Question

A motorboat heads upstream a distance of 30 km on a river whose current is running at 5km/hr. The trip up and back takes 4 hours. Write a quadratic equation to find the speed of the boat.

Answer 1

Hint: We will assume the speed of the boat to be \[x\]. We will find the time taken to go upstream and the time taken to come downstream in terms of \[x\]. We will add the time and equate it with 4 which is the total time taken. We will simplify the expression to obtain a quadratic equation for the speed of the boat.

Formulas used:
1.\[{\rm{time}} = \dfrac{{{\rm{distance}}}}{{{\rm{speed}}}}\]
2.\[\left( {a + b} \right)\left( {a - b} \right) = {a^2} - {b^2}\]
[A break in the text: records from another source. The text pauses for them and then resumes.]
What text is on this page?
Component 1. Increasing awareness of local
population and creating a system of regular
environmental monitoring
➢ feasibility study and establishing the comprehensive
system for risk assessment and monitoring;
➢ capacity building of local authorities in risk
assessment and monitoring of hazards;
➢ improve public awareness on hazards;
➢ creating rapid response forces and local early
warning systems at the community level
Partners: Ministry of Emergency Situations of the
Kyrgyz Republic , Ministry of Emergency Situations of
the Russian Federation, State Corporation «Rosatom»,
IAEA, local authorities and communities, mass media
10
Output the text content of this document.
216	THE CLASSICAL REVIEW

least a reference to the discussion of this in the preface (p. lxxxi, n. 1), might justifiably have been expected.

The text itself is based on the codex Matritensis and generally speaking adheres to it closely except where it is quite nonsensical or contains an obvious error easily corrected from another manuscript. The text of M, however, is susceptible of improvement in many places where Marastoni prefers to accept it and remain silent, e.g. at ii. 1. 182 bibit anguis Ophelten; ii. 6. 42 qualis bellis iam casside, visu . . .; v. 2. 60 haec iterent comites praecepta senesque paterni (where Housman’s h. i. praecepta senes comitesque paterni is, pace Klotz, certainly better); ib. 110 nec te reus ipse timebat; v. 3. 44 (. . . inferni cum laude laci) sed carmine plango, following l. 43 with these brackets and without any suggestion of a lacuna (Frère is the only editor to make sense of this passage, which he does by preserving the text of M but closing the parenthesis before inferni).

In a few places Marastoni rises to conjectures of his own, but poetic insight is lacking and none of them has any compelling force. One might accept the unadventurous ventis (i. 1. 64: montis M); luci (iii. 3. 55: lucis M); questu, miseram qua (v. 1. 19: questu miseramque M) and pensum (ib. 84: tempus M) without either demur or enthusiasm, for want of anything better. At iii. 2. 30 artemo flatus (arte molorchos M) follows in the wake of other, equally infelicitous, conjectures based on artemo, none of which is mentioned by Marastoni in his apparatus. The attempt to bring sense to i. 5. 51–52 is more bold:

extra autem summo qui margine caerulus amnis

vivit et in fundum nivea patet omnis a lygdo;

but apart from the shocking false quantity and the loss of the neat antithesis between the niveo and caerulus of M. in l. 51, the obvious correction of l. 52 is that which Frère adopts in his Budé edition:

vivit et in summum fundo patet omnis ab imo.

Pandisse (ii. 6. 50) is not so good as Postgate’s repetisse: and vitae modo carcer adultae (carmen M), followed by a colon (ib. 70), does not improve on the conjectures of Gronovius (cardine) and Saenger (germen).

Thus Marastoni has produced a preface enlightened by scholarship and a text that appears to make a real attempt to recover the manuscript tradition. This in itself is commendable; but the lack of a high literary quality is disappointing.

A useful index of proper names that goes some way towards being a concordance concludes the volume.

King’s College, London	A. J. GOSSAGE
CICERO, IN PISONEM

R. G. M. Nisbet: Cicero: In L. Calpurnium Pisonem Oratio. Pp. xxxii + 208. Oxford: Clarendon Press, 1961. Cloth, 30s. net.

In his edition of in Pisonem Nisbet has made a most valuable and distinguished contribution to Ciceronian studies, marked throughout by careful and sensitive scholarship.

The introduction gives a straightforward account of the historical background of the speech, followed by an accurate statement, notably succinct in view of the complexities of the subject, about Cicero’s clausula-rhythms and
Complete step-by-step answer:
We will assume that the speed of the boat is \[x\] km/hr.
We know that the speed of the boat while going upstream will be \[\left( {x - 5} \right){\rm{km/hr}}\]
We will assume that the boat took \[{t_1}\] hours to travel 30 Km upstream.
We will find \[{t_1}\] by substituting \[\left( {x - 5} \right)\] for speed and 30 for distance in the formula for time:
\[{t_1} = \dfrac{{30}}{{x - 5}}\]
We know that the speed of the boat while going downstream will be \[\left( {x + 5} \right){\rm{km/hr}}\]
We will assume that the boat took \[{t_2}\] hours to travel 30 Km downstream.
We will find \[{t_2}\] by substituting \[\left( {x + 5} \right)\] for speed and 30 for distance in the formula for time:
\[{t_2} = \dfrac{{30}}{{x + 5}}\]
We know that the total time taken is 4 hours:
\[{t_1} + {t_2} = 4\]
We will substitute \[\dfrac{{30}}{{x - 5}}\] for \[{t_1}\] and \[\dfrac{{30}}{{x + 5}}\] for \[{t_2}\] in the above equation:
\[\Rightarrow \dfrac{{30}}{{x - 5}} + \dfrac{{30}}{{x + 5}} = 4\]
We will take L.C.M of the denominators of the fractions on the left-hand side:
\[\dfrac{{30\left( {x + 5} \right) + 30\left( {x - 5} \right)}}{{\left( {x + 5} \right)\left( {x - 5} \right)}} = 4\]
We will substitute \[x\] for \[a\] and 5 for \[b\] in the 2nd formula. We will simplify the numerator and denominator:
\[\Rightarrow \dfrac{{30 \cdot x + 30 \cdot 5 + 30 \cdot x - 30 \cdot 5}}{{{x^2} - {5^2}}} = 4\\
\Rightarrow \dfrac{{60x}}{{{x^2} - {5^2}}} = 4\]
We will cross multiply the denominator on the left-hand side with the numerator on the right-hand side:
\[\Rightarrow 60x = 4\left( {{x^2} - 25} \right)\\
\Rightarrow 60x = 4{x^2} - 100\]
We will subtract \[60x\] from both sides of the equation:
\[\Rightarrow 60x - 60x = 4{x^2} - 60x - 100\\
\Rightarrow 0 = 4{x^2} - 60x - 100\]
We will divide the whole equation by 4:
\[ \Rightarrow \dfrac{0}{4} = \dfrac{{4{x^2} - 60x - 100}}{4}\\
\Rightarrow 0 = {x^2} - 15x - 25\]

Note: We know that a quadratic equation is an equation in which the power of the variable is 2. We know that the standard form of a quadratic equation is \[a{x^2} + bx + c = 0\] where \[a \ne 0\]. Here, the value of \[a\] is 1, the value of \[b\] is \[ - 15\] and the value of \[c\] is \[ - 25\].